The dominant narrative from the DA’s conference was the theme of Steenhuisen’s victory speech – a moonshot pact with other opposition parties.
As I listened to Steenhuisen during his victory speech, my mind reflected on how he was echoing the sentiments of Helen Zille earlier that day on how the party would not enter into any formal agreements with the EFF.
These statements have far-reaching implications for opposition politics in South Africa. In what follows, I address two aspects of Steenhuisen’s moonshot pact dream that will determine the DA’s purported occupation of the Union Buildings after the 2024 elections: the tension between the DA and the EFF, and the DA’s supremacist attitude towards smaller parties.
Neither the DA nor the EFF has ever had an easy relationship, as events at municipal councils and the DA’s conference have illustrated only too well.
In what one commentator has described as “two sides of the same mirror”, on the one hand, social liberalism, classical liberalism, and conservative liberalism are just a few of the liberal ideologies that the DA exhibits.
Conversely, the EFF is a left-wing to far-left pan-Africanist and Marxist-Leninist party.
What seemed to many South Africans as merely an advancement of party ideologies since the birth of the EFF turned the parties into sworn political opponents, one that still reverberates today.
Largely thanks to the DA’s scathing attacks on the EFF, one can ask about the motive behind such a move while the parties have a common goal to unseat the ANC. One possible answer is that despite the growing international trend where sworn political opponents join hands to defeat a particular common opponent, within the realm of political alliances, voter intention is shaped by the alliances parties forge with others.

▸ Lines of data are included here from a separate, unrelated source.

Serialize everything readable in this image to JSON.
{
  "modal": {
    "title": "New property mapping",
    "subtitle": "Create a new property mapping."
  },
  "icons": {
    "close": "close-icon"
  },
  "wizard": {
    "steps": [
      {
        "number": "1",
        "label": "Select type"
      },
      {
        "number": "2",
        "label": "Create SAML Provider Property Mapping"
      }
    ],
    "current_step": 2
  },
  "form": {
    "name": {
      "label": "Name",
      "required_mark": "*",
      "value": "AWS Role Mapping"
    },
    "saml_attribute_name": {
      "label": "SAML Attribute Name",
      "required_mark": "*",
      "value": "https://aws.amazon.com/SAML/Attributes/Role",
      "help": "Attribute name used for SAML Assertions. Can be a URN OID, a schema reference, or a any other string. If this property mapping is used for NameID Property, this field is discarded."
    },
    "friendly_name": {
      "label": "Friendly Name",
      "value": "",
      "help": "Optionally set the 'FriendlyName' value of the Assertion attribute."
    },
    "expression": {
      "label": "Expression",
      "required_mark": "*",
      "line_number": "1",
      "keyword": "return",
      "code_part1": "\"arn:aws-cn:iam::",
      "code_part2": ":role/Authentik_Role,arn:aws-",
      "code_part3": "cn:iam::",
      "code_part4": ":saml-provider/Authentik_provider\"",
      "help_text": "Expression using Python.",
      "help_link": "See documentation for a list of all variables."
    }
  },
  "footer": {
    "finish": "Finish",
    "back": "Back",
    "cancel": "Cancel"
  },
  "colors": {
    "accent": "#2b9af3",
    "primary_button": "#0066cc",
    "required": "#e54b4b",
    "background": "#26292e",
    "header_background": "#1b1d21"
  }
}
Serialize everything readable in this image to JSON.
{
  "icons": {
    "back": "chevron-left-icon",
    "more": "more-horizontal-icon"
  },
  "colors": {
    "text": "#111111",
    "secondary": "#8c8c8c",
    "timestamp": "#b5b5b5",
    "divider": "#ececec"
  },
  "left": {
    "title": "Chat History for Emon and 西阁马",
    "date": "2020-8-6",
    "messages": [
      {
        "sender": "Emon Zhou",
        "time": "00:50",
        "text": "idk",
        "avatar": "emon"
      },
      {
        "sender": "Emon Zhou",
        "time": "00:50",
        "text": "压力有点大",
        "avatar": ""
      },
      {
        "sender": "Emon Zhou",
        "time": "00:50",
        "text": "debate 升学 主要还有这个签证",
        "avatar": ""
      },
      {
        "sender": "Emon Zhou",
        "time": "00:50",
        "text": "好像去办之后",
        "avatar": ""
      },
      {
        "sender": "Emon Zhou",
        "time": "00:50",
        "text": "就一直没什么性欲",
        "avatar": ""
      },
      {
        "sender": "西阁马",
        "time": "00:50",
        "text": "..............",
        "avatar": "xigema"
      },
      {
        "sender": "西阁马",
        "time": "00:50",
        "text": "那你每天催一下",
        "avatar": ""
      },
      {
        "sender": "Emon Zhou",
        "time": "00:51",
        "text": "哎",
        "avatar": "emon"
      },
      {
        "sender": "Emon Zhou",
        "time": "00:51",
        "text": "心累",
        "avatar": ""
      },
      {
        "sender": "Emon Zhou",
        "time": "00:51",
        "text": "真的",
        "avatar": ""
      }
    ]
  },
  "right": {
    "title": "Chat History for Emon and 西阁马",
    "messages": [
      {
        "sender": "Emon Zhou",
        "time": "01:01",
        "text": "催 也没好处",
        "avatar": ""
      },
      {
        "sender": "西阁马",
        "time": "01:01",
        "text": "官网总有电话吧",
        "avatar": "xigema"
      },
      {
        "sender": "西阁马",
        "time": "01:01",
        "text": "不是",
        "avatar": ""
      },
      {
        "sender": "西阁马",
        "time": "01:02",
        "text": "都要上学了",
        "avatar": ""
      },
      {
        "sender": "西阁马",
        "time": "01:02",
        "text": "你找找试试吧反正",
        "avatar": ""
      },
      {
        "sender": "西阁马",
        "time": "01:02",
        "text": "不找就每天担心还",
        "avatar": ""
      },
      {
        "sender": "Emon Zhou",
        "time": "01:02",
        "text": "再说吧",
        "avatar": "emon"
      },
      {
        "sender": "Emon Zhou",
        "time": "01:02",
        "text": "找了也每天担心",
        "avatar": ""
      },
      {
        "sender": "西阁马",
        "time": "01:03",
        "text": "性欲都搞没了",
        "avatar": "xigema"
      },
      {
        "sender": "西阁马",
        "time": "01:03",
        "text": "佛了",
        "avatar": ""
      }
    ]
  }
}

Simply put, should the DA go into a pre-election moonshot pact with like-minded parties and the EFF, what message will they be sending to their supporters and funders?
The tension between the DA and the EFF will escalate over the few months.
This is a double-edged sword for opposition politics. The DA knows very well that to enhance brand trust, it must be selective about potential coalition partners.
In short, however, political fall- outs between the country’s second and third-largest parties will favour the ANC, which will likely only need the support of two to three parties to lead.
Leading up to 2014 national elections, the DA boldly declared that a vote for a small party is a wasted vote and that the country needs a strong opposition party to be in a better position.
Rather than taming opposition parties in the wake of the storm created in 2014, the DA is busy pushing an agenda that lends credence to the assertion that the party has exploited the weaknesses of others for its own benefit.
The DA’s narrative about being the leader of opposition parties to unseat the ANC may be linked to its hegemony as the official opposition party since the beginning of the democratic dispensation.
Zille somehow explained this fact when she indicated how small the margins of electoral support have become between the ANC and the DA.
Yet the facts do not back her up.
The public is left to figure out how the DA, which received 20.8% of the votes during then 2019 national elections is meant to convince smaller parties to achieve the magical majority that will enable the party to lead the country from the Union Buildings.
Nor does the party explain how it will navigate the slippery slope of arrogance it was created by making the formation of a united opposition about Steenhuisen and DA, in the words of ActionSA leader Herman Mashaba.
This brings us back to Steenhuisen’s implicit argument: the call to defeat the ANC and EFF.
Such a clarion call for opposition parties and civil society organisations may foster the dialogue, understanding and tolerance necessary for such diverse groupings to converge. Still, only time will tell if Steenhuisen’s moonshot pact has only been a bizarre fantasy.
Professor Sethulego Matebesi is Associate Professor and Head of the Department of Sociology at the University of the Free State.